Чтобы отвлечься, он начал думать о... Он ждал, признаться, очень ждал звонка Никиты. Ведь они прослушивают его телефон, значит, знают и о вчерашнем звонке-молчанке. Могли предположить, что... Однако Колосов не объявился. Отчего? Что-то случилось?

Мещерский щедро расколол восемь яиц над шипящей сковородой. Да с чего ты взял! Он просто занят. У него ведь и других дел по горло. И почему ты решил, что это обязательно ОН звонил, этот ублюдок? Может, просто кто-то номером ошибся.

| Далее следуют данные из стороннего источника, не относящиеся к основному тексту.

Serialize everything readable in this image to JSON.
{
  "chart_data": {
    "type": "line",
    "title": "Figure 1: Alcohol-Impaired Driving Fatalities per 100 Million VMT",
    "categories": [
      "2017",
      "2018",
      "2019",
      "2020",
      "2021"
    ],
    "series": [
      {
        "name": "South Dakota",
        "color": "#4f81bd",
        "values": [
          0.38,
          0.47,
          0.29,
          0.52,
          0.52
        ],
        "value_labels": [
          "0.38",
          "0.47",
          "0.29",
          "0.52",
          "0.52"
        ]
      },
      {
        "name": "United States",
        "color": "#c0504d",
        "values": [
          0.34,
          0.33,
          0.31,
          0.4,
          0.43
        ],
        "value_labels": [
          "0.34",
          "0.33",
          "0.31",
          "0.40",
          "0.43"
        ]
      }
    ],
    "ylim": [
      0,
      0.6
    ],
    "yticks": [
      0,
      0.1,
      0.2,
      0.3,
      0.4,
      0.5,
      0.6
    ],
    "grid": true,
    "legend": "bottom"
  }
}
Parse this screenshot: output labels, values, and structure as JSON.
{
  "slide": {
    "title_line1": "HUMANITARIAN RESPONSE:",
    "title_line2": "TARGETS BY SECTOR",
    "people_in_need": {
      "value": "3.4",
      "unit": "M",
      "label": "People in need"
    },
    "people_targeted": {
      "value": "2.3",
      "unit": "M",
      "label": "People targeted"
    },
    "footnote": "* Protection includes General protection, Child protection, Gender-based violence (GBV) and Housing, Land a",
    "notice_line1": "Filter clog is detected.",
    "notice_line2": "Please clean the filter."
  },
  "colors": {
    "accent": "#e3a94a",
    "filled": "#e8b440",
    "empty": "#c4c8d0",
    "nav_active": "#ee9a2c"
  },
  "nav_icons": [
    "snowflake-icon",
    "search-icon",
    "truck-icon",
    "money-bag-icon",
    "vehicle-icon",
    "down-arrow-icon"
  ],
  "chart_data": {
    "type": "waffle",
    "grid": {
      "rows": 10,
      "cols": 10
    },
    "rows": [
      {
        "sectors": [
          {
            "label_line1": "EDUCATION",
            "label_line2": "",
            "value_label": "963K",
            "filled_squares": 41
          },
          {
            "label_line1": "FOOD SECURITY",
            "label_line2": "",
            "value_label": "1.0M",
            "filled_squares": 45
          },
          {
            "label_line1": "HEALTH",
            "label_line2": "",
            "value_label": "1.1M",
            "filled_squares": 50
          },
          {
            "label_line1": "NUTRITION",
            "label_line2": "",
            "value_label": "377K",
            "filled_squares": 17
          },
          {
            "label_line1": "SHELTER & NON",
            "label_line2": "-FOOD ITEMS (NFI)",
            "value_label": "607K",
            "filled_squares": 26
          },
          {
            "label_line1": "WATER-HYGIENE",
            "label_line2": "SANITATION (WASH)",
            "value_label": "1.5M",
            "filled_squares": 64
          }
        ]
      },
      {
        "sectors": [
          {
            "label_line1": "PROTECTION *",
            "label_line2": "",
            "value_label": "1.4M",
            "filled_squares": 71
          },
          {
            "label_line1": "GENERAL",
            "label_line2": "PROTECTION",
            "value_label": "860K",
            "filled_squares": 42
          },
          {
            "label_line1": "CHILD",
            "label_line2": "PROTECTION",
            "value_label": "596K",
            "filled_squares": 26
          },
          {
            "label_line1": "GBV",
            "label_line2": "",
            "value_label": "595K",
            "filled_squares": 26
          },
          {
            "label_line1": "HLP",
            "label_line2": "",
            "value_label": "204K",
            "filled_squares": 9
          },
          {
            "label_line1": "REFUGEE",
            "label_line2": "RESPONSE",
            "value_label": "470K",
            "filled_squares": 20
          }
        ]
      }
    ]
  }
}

Он заглянул в комнату. Кравченко сидел на диване с трубкой у уха. И лицо его было... В общем, подумал Мещерский, это и называется — счастливая личная жизнь. Семья. Муж и жена.

— Ну ладно, спокойной ночи, — сказал Кравченко в трубку. — Да все нормально, не волнуйся. Сережка вон тебе горячий привет шлет. Да... Конечно... я тебя целую... Катя... Катенька...

— Они слышат вас, — тихо предупредил Мещерский, когда Кравченко повесил трубку.

— А, пусть. Я говорю со свой любимой женой.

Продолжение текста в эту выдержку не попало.